И безмозглый баск-адъютант — и его пустой, раздражающий голос:

— Плохие известия, ваше сиятельство. В Венесуэле волнения. Прикажете выступать? Какой гарнизон оставим в Новый Гранаде? Созвать офицеров?

— Стойте. Оденусь.

«Скажите, „какой гарнизон“! У меня не сто миллионов солдат. Ну, погодите. Здесь не Париж».

3

Боливар пребывал в бездействии на Ямайке.

Силы его обратились в писание. Он сочинял послания к местному губернатору и к министрам в Лондон, прося оказать патриотам вооруженную помощь, расписывая сады и розы коммерческих выгод, которые выпадут на долю могучей Британии в землях полуденных стран, обретших свободу. Английские власти острова глядели на сочинителя искоса, из-за океана просто не отвечали. Но он не уставал, и в хитрых посланиях, которые он старался обклеить различным иезуитством — лишь бы для родины благо, а там посмотрим! — мужала, он сам это чувствовал, его напитанная потом и солью, и опытом, и простой человеческой зрелостью мысль; и он, пряча и маскируя свой ум и суровую думу, все же так и не мог забаррикадировать этот жемчуг дипломатическими камнями и мусором.

Он ясно видел, в чем смысл перемены: «…нынешними защитниками независимости являются бывшие солдаты Бовеса и белые креолы, всегда боровшиеся за благородное дело свободы. Объединение этих сил может породить социальную революцию».

«Тот факт, что Европа оставила нас на произвол судьбы, может заставить… партию независимости провозгласить социальные лозунги, чтобы привлечь на свою сторону народ».

В «Письме с Ямайки», ставшем знаменитым, он утверждал, что секрет успеха в борьбе за свободу — единство сил.

Да, он отчетливо понимал все это.

Да, он прекрасно видел ныне, что диким лошадникам и хлебопашцам с восточноандского плоскогорья нужна не только свобода от испанского господства, но и земля, и собственность, и независимость от креола-хозяина; да, он знал, что раздробленные провинции, враждующие друг с другом, не могут поднять хозяйство и свергнуть заморских поработителей; как много он понимал тогда, в уединении и тиши Ямайки, в том редком, великолепном положении, когда разум свободен от кандалов эмпирии, когда он вольно парит над фактами, группирует, тасует, объединяет их, властвует над их грубым стадом. Он думал о «Договоре» Руссо, он перечитывал афоризмы Гольбаха о церкви и, соглашаясь с ними, все же находил их слегка поверхностными, не отвечающими серьезности темы.

Он так и эдак прикидывал Юма, но охладел к нему быстро: степенный, рассудочный критицизм, орудующий теми же методами, против которых восставал, был ему вовсе некстати. Он перечитывал «Софию» из «Эмиля» и полагал, что его, Боливара, Мария понимала жизнь в чем-то лучше, чем сам великий Жан-Жак. И все же Руссо был неизмеримо велик, ибо он держал в голове, в душе такое множество фактов, идей, душераздирающих знаний, соображений и сведений, которое и не снилось бедной, больной Марии, и странная нервность, наивность его поучений идет от этого — от стремления соединить все нити в душе, связать в узел, выучить, научить людей, как это делается; да, от этого.
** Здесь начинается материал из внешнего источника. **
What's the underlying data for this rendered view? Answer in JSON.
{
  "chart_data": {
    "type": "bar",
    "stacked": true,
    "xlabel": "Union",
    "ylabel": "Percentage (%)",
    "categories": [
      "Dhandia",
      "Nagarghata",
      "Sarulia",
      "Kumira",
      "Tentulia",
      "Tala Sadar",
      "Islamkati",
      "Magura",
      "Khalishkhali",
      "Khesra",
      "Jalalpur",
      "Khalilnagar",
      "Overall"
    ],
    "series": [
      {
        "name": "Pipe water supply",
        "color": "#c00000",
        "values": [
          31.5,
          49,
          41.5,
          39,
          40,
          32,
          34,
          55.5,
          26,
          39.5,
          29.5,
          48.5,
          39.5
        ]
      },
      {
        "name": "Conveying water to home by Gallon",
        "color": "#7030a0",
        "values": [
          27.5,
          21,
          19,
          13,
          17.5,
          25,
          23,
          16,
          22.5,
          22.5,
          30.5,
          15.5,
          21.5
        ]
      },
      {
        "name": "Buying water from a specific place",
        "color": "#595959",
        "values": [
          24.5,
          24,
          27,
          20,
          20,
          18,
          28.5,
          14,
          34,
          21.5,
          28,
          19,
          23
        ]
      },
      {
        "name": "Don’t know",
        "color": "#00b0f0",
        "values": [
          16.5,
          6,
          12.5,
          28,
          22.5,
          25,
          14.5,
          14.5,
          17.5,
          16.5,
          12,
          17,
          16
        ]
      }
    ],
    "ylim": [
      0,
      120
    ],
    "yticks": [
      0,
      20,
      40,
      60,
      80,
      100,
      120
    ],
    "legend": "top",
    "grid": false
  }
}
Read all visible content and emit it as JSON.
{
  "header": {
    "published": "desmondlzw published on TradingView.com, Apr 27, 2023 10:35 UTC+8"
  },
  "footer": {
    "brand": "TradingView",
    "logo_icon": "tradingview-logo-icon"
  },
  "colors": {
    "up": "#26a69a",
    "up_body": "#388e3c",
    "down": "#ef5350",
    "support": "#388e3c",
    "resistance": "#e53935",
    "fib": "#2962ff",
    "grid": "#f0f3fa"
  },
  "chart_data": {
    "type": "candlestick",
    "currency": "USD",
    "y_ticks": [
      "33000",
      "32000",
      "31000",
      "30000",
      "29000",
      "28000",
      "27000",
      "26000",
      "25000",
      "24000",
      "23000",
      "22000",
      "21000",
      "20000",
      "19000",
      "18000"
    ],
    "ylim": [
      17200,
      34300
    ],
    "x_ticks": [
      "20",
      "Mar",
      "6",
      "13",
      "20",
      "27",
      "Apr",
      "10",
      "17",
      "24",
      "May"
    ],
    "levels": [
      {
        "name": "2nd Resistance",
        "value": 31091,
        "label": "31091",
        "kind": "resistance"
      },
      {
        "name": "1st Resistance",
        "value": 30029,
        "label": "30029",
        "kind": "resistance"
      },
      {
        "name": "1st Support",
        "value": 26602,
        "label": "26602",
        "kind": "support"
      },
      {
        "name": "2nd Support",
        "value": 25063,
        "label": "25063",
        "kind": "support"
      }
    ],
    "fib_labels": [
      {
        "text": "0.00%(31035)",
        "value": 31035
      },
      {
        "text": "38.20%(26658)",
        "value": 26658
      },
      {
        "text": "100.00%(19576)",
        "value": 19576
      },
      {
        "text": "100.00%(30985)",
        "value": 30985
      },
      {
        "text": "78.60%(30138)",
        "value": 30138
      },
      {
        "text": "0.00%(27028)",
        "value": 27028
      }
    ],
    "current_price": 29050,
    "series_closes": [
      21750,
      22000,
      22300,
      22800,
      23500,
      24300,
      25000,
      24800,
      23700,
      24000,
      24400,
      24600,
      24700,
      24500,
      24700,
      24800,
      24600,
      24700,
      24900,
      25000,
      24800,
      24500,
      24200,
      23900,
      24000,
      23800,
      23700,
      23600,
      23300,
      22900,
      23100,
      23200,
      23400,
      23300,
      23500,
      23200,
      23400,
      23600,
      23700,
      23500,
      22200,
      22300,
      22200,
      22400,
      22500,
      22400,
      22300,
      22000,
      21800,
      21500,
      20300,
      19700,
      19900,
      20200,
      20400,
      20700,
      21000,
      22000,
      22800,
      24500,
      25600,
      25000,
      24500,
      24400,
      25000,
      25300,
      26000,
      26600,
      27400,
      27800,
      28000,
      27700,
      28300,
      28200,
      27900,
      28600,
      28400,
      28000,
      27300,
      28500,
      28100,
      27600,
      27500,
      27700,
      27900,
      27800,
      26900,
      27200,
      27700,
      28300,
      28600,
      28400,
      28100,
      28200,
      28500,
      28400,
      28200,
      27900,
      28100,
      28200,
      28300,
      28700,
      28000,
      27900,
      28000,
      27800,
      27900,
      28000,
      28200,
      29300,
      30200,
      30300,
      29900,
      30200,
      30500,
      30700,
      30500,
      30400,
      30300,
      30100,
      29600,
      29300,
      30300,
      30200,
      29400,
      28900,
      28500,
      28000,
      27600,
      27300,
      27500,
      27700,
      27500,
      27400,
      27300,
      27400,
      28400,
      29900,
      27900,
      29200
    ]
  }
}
И от изъеденных, вывороченных, оголенных материей, жизнью, всем миром чувств, и от стесненного самолюбия. А Мария? Ну что же. Она была лишь добра и естественна.

Боливар наслаждался разумом, своим и чужим.

Он чувствовал, как в недрах души зреет то целое, что называют миросозерцанием, системой жизни. Прежде он чувствовал только, что в душе его — необъятные свежие силы и что следует разрушить нечто нависшее над Америкой: он помнил Руссо, помнил Вольтера и прочих, но мысли их в приложении к его жизни, к его Америке были как бы мечтами, где-то не хватало моста, соединяющего две стороны пропасти — жизнь и идеи. Теперь — иное. Он ощущал себя политиком, мудрецом, человеком, который имеет в себе не только некую влекущую души силу и умение разрушать, — но и имеет что сказать, предложить.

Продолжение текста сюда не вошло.